Aid Agency Slams Saudi-Led Coalition for Catastrophic Air Strikes in Yemen


Aid Agency Slams Saudi-Led Coalition for Catastrophic Air Strikes in Yemen

TEHRAN (Tasnim) – Doctors Without Borders slammed the Saudi-led military coalition for claiming that it did not carry out catastrophic air strikes on a prison in Yemen.

The Saudi-led coalition has "no way to deny" it carried out air strikes on a prison that killed scores of people, the aid agency said.

Doctors Without Borders reacted after the military coalition denied knowing about the attack in the northern Yemeni city of Sa'ada, while admitting to a raid elsewhere.

"There is no way to deny that this is an air strike, everyone in Sa'ada City heard it," an unnamed member of the agency, known by its French initials MSF, was quoted as saying in a statement late on Saturday, according to AFP.

"I live one kilometer (half a mile) from the prison and my house was shaking from the explosions."

The attack overnight on Friday created horrific scenes, with bombed-out buildings littered with bodies and hospitals overwhelmed.

Rescuers continue to claw through the rubble searching for survivors, MSF said.

The Yemeni health ministry said 82 people were killed and 266 wounded.

The Saudi-led coalition -- which is backed by arms sales by countries including the United States, Britain and France -- has said claims that it was responsible are "baseless and unfounded".

But it did report strikes a few hours earlier on the Red Sea port city of Hudaydah that knocked out Yemen's internet, complicating rescue efforts and compounding problems for the impoverished country.

"This is the latest in a long line of unjustifiable air strikes carried out by the Saudi-led coalition on places like schools, hospitals, markets, wedding parties and prisons," said Ahmed Mahat, MSF head of mission in Yemen.

"Since the beginning of the war we have frequently witnessed the terrible effects of indiscriminate coalition bombing on Yemen, including when our own hospitals have been attacked."
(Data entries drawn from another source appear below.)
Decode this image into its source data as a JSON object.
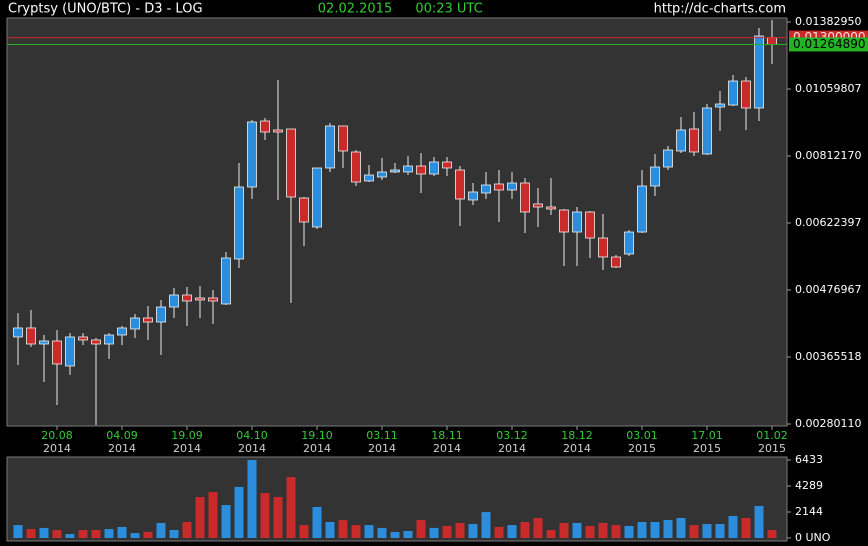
{
  "chart_data": {
    "type": "candlestick",
    "title": "Cryptsy (UNO/BTC) - D3 - LOG",
    "date": "02.02.2015",
    "time": "00:23 UTC",
    "source": "http://dc-charts.com",
    "log_scale": true,
    "up_color": "#2b8ddc",
    "down_color": "#c92a2a",
    "categories": [
      null,
      null,
      null,
      "20.08",
      null,
      null,
      null,
      null,
      "04.09",
      null,
      null,
      null,
      null,
      "19.09",
      null,
      null,
      null,
      null,
      "04.10",
      null,
      null,
      null,
      null,
      "19.10",
      null,
      null,
      null,
      null,
      "03.11",
      null,
      null,
      null,
      null,
      "18.11",
      null,
      null,
      null,
      null,
      "03.12",
      null,
      null,
      null,
      null,
      "18.12",
      null,
      null,
      null,
      null,
      "03.01",
      null,
      null,
      null,
      null,
      "17.01",
      null,
      null,
      null,
      null,
      "01.02"
    ],
    "category_years": [
      null,
      null,
      null,
      "2014",
      null,
      null,
      null,
      null,
      "2014",
      null,
      null,
      null,
      null,
      "2014",
      null,
      null,
      null,
      null,
      "2014",
      null,
      null,
      null,
      null,
      "2014",
      null,
      null,
      null,
      null,
      "2014",
      null,
      null,
      null,
      null,
      "2014",
      null,
      null,
      null,
      null,
      "2014",
      null,
      null,
      null,
      null,
      "2014",
      null,
      null,
      null,
      null,
      "2015",
      null,
      null,
      null,
      null,
      "2015",
      null,
      null,
      null,
      null,
      "2015"
    ],
    "open": [
      0.003958,
      0.004102,
      0.003849,
      0.003895,
      0.003527,
      0.003958,
      0.003911,
      0.003849,
      0.003989,
      0.004085,
      0.004268,
      0.0042,
      0.004458,
      0.004676,
      0.004621,
      0.004621,
      0.004512,
      0.005395,
      0.007181,
      0.009333,
      0.009006,
      0.009042,
      0.006874,
      0.006126,
      0.007744,
      0.00915,
      0.008252,
      0.007354,
      0.007472,
      0.007622,
      0.007622,
      0.007805,
      0.007561,
      0.00793,
      0.007682,
      0.00682,
      0.007012,
      0.007267,
      0.007096,
      0.007296,
      0.006712,
      0.006633,
      0.006554,
      0.006005,
      0.006502,
      0.005864,
      0.005438,
      0.005503,
      0.006005,
      0.007209,
      0.007774,
      0.008285,
      0.009042,
      0.008187,
      0.009867,
      0.009945,
      0.01094,
      0.009828,
      0.013
    ],
    "high": [
      0.004353,
      0.004405,
      0.003989,
      0.004069,
      0.004021,
      0.004021,
      0.003942,
      0.004021,
      0.004134,
      0.004336,
      0.004476,
      0.004584,
      0.004808,
      0.004827,
      0.004846,
      0.00477,
      0.005547,
      0.007899,
      0.00937,
      0.009445,
      0.010984,
      0.009042,
      0.006901,
      0.007744,
      0.00926,
      0.00915,
      0.008318,
      0.007837,
      0.008058,
      0.007899,
      0.008122,
      0.008219,
      0.00809,
      0.00809,
      0.007805,
      0.007296,
      0.007622,
      0.007682,
      0.007622,
      0.007442,
      0.007152,
      0.007442,
      0.00658,
      0.006633,
      0.006528,
      0.006451,
      0.005481,
      0.006053,
      0.007682,
      0.008187,
      0.008451,
      0.009482,
      0.009673,
      0.009985,
      0.010514,
      0.011204,
      0.011116,
      0.013504,
      0.01394
    ],
    "low": [
      0.003541,
      0.003803,
      0.00331,
      0.003021,
      0.003403,
      0.003834,
      0.00279,
      0.003626,
      0.003834,
      0.003942,
      0.003911,
      0.003684,
      0.004268,
      0.004134,
      0.004268,
      0.004167,
      0.004494,
      0.005205,
      0.006847,
      0.008655,
      0.00682,
      0.00453,
      0.00568,
      0.006077,
      0.007622,
      0.007744,
      0.007209,
      0.007325,
      0.007383,
      0.007591,
      0.007531,
      0.007012,
      0.007501,
      0.007501,
      0.00615,
      0.006685,
      0.006847,
      0.006249,
      0.006847,
      0.005982,
      0.006126,
      0.006425,
      0.005247,
      0.005247,
      0.005416,
      0.005164,
      0.005205,
      0.005459,
      0.005982,
      0.006929,
      0.007682,
      0.008219,
      0.008122,
      0.008154,
      0.00897,
      0.009906,
      0.009006,
      0.009333,
      0.011705
    ],
    "close": [
      0.004102,
      0.003849,
      0.003895,
      0.003555,
      0.003958,
      0.003911,
      0.003849,
      0.003989,
      0.004102,
      0.004268,
      0.0042,
      0.004458,
      0.004676,
      0.004566,
      0.004584,
      0.004566,
      0.005416,
      0.007181,
      0.009296,
      0.008934,
      0.008934,
      0.006901,
      0.006249,
      0.007744,
      0.00915,
      0.008285,
      0.007325,
      0.007531,
      0.007622,
      0.007682,
      0.007805,
      0.007561,
      0.00793,
      0.007744,
      0.006847,
      0.00704,
      0.007238,
      0.007096,
      0.007296,
      0.006502,
      0.006633,
      0.00658,
      0.006005,
      0.006502,
      0.005864,
      0.005438,
      0.005226,
      0.006005,
      0.007209,
      0.007774,
      0.008318,
      0.009006,
      0.008252,
      0.009828,
      0.009985,
      0.01094,
      0.009828,
      0.013081,
      0.0126489
    ],
    "ylim": [
      0.0028011,
      0.0138295
    ],
    "yticks": [
      {
        "value": 0.0138295,
        "label": "0.01382950"
      },
      {
        "value": 0.0105981,
        "label": "0.01059807"
      },
      {
        "value": 0.0081217,
        "label": "0.00812170"
      },
      {
        "value": 0.006224,
        "label": "0.00622397"
      },
      {
        "value": 0.0047697,
        "label": "0.00476967"
      },
      {
        "value": 0.0036552,
        "label": "0.00365518"
      },
      {
        "value": 0.0028011,
        "label": "0.00280110"
      }
    ],
    "price_lines": [
      {
        "value": 0.013,
        "label": "0.01300000",
        "color": "#c92a2a"
      },
      {
        "value": 0.0126489,
        "label": "0.01264890",
        "color": "#22b422"
      }
    ],
    "volume": {
      "values": [
        1070,
        740,
        830,
        660,
        330,
        660,
        660,
        740,
        910,
        410,
        500,
        1240,
        660,
        1320,
        3380,
        3790,
        2720,
        4210,
        6433,
        3710,
        3380,
        5030,
        1070,
        2560,
        1320,
        1480,
        1070,
        1070,
        830,
        500,
        580,
        1480,
        830,
        990,
        1240,
        1150,
        2140,
        910,
        1070,
        1320,
        1650,
        660,
        1240,
        1240,
        990,
        1240,
        1070,
        990,
        1320,
        1320,
        1480,
        1650,
        1070,
        1150,
        1150,
        1820,
        1650,
        2640,
        660
      ],
      "ylim": [
        0,
        6433
      ],
      "yticks": [
        6433,
        4289,
        2144,
        {
          "value": 0,
          "label": "0 UNO"
        }
      ]
    }
  }
}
MSF said its staff had confirmed the prison in Saada was destroyed, and that a nearby hospital had run out of beds to treat the wounded.
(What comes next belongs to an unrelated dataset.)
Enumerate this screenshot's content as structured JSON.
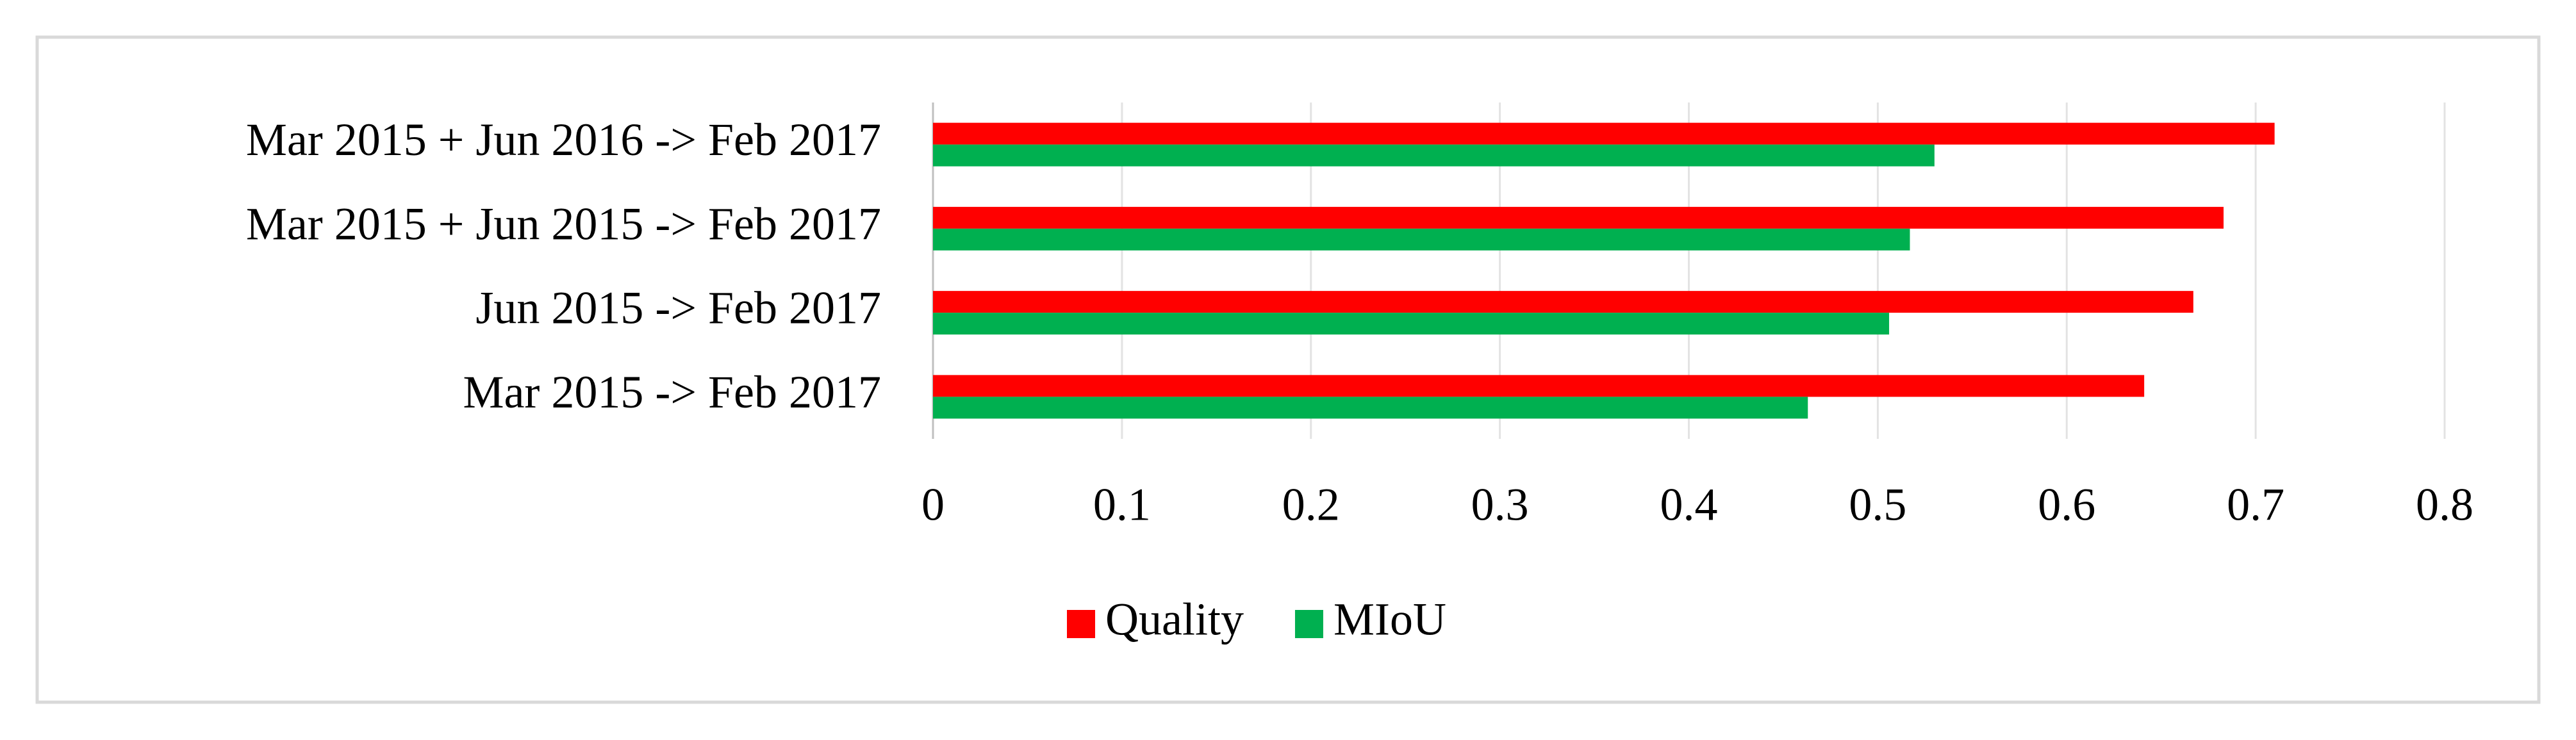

"The hospital is facing a very difficult situation... with casualties lying on the floor," a staff member was quoted as saying.
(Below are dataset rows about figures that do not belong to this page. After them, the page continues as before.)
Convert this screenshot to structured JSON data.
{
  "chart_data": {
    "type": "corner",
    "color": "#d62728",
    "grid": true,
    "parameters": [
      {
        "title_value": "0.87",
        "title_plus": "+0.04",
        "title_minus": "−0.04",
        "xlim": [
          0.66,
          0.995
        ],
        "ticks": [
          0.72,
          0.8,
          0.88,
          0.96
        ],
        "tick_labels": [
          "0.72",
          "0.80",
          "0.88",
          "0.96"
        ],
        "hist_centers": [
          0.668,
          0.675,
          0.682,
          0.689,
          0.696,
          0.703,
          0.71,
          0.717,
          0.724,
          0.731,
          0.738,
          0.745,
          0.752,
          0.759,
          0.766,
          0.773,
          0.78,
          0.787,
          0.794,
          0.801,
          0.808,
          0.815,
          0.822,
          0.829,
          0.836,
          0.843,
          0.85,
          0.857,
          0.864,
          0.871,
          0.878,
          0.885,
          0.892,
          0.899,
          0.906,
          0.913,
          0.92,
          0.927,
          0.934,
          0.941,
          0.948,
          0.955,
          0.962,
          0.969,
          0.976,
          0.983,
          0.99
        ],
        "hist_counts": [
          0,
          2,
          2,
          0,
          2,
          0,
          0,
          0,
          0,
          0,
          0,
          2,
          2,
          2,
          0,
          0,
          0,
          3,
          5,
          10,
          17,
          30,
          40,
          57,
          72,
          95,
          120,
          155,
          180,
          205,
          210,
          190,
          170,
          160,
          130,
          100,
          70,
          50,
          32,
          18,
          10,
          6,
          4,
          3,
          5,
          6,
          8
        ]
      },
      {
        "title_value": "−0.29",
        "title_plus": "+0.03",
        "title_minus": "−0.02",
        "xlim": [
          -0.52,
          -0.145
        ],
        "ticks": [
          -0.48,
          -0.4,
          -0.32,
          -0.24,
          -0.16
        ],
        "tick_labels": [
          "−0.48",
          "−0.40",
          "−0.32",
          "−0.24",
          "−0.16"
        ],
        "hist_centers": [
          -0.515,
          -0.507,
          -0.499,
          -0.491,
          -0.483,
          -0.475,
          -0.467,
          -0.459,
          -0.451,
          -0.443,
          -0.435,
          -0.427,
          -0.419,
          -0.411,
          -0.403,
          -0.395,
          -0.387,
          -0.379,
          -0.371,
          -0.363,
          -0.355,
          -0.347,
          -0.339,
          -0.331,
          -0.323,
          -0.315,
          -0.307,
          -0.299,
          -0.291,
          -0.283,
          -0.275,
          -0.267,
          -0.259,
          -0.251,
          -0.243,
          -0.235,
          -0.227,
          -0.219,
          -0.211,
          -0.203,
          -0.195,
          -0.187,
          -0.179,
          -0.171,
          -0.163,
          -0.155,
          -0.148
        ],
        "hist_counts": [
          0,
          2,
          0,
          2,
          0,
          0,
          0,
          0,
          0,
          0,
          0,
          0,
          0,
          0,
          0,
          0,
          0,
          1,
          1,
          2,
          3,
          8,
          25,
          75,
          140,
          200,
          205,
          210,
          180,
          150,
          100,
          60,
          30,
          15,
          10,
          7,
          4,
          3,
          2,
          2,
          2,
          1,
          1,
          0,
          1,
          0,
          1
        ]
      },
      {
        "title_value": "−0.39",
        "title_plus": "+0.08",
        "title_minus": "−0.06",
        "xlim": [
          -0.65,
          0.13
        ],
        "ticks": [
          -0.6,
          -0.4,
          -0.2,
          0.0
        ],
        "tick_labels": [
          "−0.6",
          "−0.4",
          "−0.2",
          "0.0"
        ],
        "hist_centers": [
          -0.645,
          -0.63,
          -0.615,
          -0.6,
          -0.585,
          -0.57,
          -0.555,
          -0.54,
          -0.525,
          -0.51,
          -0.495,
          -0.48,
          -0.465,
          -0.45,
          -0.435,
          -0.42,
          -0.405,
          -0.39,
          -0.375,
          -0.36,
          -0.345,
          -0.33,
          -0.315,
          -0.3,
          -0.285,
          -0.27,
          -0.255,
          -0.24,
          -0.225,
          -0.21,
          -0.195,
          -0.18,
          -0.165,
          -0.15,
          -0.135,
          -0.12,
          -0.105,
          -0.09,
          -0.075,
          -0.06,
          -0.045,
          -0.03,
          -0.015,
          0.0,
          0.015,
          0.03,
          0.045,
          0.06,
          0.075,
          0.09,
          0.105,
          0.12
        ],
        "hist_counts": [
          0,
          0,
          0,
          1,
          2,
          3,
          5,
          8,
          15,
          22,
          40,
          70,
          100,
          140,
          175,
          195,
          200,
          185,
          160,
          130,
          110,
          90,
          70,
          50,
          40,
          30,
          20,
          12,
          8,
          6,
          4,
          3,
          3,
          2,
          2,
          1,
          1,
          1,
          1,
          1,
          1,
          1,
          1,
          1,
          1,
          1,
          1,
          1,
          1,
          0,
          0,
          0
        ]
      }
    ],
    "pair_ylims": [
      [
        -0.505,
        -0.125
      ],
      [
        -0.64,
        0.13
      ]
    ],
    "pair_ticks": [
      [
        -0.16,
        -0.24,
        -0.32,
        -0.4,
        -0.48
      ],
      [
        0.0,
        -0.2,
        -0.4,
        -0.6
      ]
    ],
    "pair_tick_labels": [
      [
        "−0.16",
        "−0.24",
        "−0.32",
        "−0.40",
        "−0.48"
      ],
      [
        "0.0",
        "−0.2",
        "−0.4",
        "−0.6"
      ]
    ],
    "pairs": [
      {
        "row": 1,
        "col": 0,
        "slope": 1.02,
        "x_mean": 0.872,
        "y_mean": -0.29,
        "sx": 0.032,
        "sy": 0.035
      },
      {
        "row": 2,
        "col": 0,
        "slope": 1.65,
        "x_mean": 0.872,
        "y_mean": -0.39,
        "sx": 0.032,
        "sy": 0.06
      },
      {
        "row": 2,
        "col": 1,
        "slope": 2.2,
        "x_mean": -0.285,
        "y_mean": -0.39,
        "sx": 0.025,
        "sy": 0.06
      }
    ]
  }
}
Saudi Arabia, backed by the United States and regional allies, launched the war on Yemen in March 2015, with the goal of bringing the government of former Yemeni president Abd Rabbuh Mansour Hadi back to power and crushing the Ansarullah movement.

The war has left hundreds of thousands of Yemenis dead and displaced millions more. It has also destroyed Yemen’s infrastructure and spread famine and infectious diseases there.

The UN estimates that the war in Yemen had killed 377,000 people by the end of 2021, both directly and indirectly through hunger and disease. Millions more have been displaced.